Now he felt nothing. Not hatred. Not fury. Only a hollow quiet where once there had been rage. The humans stank of sweat and death, yes, but they bled the same as his ownkind. They cried, they pleaded, they died. And his shadows had devoured them all.
Rakhal's gaze lifted to the stars above the tower, faint points of light caught in the veil of smoke. He wondered when it would end. When the blood would stop flowing. When his people—his clan, his kin—would finally know peace.
If such a thing was possible for them.
If such a thing was possible for him.
The queen's breathing deepened. The shadows whispered, restless. The kill was close.

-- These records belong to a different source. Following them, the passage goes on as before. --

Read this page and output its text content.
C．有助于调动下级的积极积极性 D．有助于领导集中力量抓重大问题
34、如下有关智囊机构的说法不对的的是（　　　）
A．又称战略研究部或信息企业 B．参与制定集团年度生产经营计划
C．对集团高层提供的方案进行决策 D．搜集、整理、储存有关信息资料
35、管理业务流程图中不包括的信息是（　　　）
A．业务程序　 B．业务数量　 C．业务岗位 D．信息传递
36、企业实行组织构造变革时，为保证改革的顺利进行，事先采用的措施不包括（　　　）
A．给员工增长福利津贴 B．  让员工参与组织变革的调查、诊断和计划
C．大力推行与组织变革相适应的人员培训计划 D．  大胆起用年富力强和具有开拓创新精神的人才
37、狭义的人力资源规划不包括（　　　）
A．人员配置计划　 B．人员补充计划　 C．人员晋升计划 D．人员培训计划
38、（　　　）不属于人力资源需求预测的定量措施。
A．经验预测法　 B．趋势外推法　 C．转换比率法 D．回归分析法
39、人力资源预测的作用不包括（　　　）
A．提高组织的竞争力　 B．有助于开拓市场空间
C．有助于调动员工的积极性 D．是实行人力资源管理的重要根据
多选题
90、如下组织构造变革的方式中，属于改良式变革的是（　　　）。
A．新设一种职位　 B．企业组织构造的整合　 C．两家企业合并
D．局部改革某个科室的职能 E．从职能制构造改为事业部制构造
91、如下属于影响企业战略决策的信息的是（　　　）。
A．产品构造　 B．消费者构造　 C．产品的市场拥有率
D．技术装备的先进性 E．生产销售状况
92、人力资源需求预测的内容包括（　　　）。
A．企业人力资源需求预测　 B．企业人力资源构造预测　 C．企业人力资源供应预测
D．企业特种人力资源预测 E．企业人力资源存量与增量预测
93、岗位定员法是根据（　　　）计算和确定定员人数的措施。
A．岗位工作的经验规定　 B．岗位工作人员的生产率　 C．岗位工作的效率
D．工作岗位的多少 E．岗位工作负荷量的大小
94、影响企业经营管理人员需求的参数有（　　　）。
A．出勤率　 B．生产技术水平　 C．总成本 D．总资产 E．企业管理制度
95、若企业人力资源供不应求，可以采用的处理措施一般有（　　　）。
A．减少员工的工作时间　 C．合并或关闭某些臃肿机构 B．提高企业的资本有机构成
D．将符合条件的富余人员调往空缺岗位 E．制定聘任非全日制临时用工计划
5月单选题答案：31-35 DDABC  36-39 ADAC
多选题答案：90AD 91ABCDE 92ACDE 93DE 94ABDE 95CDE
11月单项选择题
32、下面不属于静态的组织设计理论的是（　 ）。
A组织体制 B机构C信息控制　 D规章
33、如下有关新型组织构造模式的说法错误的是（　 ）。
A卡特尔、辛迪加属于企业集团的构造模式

Rakhal stilled himself. He became part of the night, a statue carved of frost and shadow, his body pressed against the cold stone. Time slowed to a crawl.
The world around him breathed in silence. The air bit sharp, carrying the scent of smoke from distant fires and the tang of iron from the fortress walls. A breeze stirred, ghosting along the tower, tugging faintly at his cloak. Above, the clouds shifted, dragging their veils across the pale curve of the moon, dimming its glow, then baring it again. Silver light washed across the courtyard, catching on the helms of weary guards.
Their boots rang as they shifted. A new pair took their posts, voices low, grumbling against the cold. One yawned, the other muttered a curse. The rhythm of it all—the clank of armor, the faint rasp of steel against leather—was a pattern Rakhal had learned to read as easily as a hunter reads the pulse of the forest. Nothing stirred that he did not feel. Nothing moved that he did not mark.
The night was his ally. Still, vast, unbroken but for the quiet breath of wind.
Above him, the queen exhaled once more, long and steady. The cadence of her breathing settled into its pattern. Sleep had taken her fully now, wrapping her in its fragile shroud.
Rakhal's hand flexed against the stone. The shadows thickened at his call, threads of dark energy curling around the window like searching fingers. A pulse ran through them—a frisson of power that vibrated against the latch.
The metal shivered.
With a soft scrape, almost lost in the night, the catch lifted. The shutters trembled, then eased open with a faint creak. The sound was sharp to his ears, but it vanished beneath the sigh of wind and the shifting clouds above.
Rakhal moved.
He slid upward, his body a seamless extension of the shadows. One hand caught the sill, then the other. He drew himself through the narrow opening with fluid precision, slipping into the chamber without sound, without trace.